Finding a lump in the breast can cause a lot of anxiety. However, most breast lumps particularly in younger women, are not caused by cancer. A new study has revealed that the vast majority of teenage breast lumps turn out to be benign masses that are related to hormones and often go away over time. As breast cancer is very rare in adolescents, an ultrasound examination might eliminate the need for biopsy in many teenage girls with breast lumps.
Researchers studied 37 teenage girls with a total of 45 breast lumps. They aimed to determine whether the size of their breast lump at an initial ultrasound and their growth at a follow-up ultrasound could be used to decide between conservative management of the lump or a more invasive tissue biopsy. The girls were randomly divided into three groups. Those in the first group underwent a follow-up ultrasound and a biopsy. Girls in group two only had a biopsy, while group three girls underwent a follow-up ultrasound with no biopsy.
The researchers noticed that none of the lumps showed changes in appearance at the follow-up ultrasound, and all biopsied lumps were benign. They also studied other factors such as lump dimension, volume and volume change.
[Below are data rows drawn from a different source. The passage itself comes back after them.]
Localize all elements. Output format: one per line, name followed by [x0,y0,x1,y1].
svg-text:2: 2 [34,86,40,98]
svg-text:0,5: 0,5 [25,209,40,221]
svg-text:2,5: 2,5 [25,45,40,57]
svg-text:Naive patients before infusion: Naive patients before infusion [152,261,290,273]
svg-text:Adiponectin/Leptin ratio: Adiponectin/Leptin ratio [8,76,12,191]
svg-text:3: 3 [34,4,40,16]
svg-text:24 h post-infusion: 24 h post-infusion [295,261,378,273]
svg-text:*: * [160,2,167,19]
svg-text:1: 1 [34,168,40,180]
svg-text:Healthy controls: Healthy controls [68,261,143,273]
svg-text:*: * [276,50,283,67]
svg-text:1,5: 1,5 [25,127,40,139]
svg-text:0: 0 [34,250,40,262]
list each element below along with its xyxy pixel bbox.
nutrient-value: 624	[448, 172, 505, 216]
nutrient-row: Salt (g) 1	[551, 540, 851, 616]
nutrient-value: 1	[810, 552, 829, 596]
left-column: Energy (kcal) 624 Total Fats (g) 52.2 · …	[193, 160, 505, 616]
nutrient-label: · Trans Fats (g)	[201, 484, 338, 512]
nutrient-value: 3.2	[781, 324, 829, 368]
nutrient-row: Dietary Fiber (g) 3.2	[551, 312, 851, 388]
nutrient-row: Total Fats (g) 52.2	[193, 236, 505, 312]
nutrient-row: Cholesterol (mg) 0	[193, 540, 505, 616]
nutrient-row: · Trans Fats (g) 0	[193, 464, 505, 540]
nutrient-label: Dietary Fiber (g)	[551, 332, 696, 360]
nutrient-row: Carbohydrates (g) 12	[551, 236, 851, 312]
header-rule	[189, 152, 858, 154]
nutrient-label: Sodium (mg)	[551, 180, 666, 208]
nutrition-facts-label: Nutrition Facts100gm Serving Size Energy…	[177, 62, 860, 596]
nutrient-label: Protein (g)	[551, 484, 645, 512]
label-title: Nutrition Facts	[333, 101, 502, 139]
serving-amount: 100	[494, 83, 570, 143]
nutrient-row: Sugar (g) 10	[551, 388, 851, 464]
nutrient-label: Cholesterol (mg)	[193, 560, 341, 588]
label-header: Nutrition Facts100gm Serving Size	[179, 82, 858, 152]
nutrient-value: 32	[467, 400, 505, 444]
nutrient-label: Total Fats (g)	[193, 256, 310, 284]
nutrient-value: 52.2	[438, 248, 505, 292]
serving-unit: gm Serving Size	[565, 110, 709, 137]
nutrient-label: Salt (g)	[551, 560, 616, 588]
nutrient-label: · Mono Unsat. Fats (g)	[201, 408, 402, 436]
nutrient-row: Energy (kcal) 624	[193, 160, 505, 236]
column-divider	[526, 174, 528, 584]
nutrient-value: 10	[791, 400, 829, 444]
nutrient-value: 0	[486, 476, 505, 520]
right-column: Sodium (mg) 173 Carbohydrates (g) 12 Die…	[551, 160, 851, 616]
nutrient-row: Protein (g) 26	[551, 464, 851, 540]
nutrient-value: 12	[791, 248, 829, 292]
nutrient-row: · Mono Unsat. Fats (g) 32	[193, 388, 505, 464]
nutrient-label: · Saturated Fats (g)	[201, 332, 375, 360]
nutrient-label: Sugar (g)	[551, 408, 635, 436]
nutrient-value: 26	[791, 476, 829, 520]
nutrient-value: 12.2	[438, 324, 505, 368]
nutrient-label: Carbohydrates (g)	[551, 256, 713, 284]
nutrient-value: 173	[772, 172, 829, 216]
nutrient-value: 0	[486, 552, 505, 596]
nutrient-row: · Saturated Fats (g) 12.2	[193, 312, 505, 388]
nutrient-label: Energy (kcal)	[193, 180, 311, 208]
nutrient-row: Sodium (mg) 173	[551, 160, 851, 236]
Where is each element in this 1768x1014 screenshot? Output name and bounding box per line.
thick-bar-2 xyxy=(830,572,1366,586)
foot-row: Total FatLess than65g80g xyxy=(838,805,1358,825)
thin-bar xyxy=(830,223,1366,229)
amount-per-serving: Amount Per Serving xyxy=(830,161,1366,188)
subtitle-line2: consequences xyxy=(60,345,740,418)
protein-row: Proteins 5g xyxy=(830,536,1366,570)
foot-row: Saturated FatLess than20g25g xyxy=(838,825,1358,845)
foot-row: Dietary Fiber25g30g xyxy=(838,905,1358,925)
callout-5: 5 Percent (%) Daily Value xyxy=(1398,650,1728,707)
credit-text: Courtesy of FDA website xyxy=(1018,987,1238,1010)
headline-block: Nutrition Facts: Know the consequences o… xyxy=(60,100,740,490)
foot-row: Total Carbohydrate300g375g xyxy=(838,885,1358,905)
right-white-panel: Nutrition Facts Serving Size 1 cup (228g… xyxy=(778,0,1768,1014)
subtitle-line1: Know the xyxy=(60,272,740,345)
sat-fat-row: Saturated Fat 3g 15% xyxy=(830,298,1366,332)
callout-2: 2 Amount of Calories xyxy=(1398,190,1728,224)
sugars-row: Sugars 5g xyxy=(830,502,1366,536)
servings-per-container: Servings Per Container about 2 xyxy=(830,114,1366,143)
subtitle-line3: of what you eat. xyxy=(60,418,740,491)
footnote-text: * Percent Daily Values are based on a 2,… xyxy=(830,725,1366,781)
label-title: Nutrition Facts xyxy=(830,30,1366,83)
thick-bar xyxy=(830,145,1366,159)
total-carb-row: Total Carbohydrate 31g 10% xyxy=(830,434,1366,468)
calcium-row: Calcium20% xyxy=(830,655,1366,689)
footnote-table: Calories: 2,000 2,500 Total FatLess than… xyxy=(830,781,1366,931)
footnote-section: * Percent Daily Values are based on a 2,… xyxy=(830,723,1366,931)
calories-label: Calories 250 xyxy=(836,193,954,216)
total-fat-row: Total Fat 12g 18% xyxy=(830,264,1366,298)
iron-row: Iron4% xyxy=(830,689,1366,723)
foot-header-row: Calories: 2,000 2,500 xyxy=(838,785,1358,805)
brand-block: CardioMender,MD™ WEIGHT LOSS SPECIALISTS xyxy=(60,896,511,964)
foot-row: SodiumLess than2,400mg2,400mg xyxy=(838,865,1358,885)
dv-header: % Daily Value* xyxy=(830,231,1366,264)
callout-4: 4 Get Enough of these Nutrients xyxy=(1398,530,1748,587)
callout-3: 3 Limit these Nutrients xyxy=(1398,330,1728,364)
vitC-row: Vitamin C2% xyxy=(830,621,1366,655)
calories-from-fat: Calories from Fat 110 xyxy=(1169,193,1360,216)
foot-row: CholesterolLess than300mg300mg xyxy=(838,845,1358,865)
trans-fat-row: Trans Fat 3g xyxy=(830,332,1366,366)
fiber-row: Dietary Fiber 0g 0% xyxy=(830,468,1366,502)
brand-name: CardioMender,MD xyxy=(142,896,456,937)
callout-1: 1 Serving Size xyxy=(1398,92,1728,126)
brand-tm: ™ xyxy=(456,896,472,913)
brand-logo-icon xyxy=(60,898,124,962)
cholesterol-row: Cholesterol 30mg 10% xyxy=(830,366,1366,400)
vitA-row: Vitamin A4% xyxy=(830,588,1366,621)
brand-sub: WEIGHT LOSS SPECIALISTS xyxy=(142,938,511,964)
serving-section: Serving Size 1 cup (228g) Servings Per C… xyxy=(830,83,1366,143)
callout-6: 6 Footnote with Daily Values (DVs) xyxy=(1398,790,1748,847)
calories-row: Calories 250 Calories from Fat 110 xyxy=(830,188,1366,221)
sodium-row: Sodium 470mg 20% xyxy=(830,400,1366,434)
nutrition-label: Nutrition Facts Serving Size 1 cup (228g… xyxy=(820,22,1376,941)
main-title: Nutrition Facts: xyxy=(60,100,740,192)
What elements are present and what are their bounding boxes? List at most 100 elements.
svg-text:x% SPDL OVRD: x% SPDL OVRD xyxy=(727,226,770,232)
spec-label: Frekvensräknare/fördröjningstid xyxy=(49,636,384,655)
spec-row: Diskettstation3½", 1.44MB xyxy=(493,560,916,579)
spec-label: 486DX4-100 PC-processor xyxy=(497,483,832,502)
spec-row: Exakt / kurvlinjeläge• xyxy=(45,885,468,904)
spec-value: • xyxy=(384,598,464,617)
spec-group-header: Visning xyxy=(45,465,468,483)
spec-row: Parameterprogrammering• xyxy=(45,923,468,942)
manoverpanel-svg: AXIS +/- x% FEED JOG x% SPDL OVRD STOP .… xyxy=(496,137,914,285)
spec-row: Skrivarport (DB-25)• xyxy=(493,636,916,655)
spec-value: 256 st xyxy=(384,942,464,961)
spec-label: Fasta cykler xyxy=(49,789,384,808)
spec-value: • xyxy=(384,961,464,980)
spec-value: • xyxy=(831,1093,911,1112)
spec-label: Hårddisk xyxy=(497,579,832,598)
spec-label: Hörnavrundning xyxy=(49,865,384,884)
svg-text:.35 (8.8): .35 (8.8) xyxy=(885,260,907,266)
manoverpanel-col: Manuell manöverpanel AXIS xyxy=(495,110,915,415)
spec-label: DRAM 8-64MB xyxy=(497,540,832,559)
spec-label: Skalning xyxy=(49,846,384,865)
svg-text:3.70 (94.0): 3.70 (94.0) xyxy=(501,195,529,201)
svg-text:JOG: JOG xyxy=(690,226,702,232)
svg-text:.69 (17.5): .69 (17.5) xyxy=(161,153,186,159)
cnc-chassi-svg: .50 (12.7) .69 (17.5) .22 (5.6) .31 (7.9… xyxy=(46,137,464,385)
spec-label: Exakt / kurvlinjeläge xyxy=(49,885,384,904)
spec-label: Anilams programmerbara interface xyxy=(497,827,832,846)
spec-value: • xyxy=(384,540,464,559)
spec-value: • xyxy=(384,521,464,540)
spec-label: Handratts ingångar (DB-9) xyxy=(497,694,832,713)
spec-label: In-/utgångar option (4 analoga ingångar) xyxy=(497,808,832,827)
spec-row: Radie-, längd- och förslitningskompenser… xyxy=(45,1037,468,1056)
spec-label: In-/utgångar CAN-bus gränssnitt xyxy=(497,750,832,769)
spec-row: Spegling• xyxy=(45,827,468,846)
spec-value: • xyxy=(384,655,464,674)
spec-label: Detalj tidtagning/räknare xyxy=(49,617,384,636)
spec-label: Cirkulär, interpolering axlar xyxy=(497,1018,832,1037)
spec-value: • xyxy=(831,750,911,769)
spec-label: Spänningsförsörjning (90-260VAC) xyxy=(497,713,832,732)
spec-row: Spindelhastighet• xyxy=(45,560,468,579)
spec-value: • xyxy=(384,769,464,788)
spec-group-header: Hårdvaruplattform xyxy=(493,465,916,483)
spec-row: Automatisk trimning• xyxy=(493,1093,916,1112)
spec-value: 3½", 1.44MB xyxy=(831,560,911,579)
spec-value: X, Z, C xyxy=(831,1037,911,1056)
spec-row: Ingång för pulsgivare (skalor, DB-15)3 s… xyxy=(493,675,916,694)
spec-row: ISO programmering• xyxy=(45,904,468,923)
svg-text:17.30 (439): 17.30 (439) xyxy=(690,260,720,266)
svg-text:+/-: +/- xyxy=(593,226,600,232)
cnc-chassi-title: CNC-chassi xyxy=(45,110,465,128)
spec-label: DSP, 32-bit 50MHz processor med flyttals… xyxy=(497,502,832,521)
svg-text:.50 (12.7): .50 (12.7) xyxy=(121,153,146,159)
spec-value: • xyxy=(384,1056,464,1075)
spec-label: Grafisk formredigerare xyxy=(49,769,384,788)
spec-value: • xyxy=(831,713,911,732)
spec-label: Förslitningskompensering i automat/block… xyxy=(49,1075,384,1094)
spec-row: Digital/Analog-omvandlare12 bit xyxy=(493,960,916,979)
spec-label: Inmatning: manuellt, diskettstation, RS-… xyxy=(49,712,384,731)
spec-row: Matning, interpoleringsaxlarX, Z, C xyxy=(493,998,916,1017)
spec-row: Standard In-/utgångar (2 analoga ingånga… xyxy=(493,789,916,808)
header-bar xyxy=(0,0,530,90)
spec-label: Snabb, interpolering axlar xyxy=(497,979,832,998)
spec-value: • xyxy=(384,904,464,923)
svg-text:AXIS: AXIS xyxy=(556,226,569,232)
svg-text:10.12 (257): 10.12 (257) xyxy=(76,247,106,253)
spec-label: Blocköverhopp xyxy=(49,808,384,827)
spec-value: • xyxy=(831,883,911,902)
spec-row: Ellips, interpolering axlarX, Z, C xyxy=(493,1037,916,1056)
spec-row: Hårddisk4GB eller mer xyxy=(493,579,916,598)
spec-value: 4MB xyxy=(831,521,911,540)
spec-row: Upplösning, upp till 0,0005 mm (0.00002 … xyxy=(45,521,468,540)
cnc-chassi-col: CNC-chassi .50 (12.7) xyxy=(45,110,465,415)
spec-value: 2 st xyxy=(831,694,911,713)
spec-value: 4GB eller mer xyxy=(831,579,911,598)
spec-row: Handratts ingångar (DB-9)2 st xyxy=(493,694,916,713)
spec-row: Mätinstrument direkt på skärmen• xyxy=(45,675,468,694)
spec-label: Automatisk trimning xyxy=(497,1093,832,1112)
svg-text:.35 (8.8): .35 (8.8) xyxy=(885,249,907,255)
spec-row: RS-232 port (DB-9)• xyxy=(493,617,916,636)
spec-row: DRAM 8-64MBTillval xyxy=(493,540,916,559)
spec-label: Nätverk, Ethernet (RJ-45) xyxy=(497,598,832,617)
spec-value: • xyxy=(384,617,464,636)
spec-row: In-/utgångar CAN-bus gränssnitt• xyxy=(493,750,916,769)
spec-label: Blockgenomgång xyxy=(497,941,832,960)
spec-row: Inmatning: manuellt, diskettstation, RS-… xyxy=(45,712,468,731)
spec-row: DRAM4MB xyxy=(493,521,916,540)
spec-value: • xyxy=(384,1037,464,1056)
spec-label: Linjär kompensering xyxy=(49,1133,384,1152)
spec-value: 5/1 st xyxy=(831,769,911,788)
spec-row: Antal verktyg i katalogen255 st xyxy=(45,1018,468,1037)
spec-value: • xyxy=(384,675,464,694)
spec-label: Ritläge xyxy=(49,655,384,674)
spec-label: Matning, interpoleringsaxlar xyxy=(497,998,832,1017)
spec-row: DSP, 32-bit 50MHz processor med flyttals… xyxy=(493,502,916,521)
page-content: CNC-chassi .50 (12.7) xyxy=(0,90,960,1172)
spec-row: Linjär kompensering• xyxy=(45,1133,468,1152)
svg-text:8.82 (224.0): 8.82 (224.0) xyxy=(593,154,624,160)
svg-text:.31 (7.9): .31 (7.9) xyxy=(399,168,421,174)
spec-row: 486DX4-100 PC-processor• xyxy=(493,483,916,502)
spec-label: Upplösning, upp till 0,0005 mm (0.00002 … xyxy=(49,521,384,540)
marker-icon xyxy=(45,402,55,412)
The researchers concluded that if only those breast masses with a largest dimension greater than three cm and a volume change per month greater than 16% had undergone biopsies then the biopsies could have been reduced in 89% of girls in group one and 96% in group three of their patients.
Aruna Vade, professor at Loyola University Chicago Stritch School of Medicine, and also the lead author of the study, said, "These findings suggest that if at a follow-up breast ultrasound, if a benign appearing breast mass does not meet the combined criteria of largest dimension greater than three centimeter and volume change per month greater than 16% then it need not undergo biopsy."
The study is published in the Journal of Ultrasound.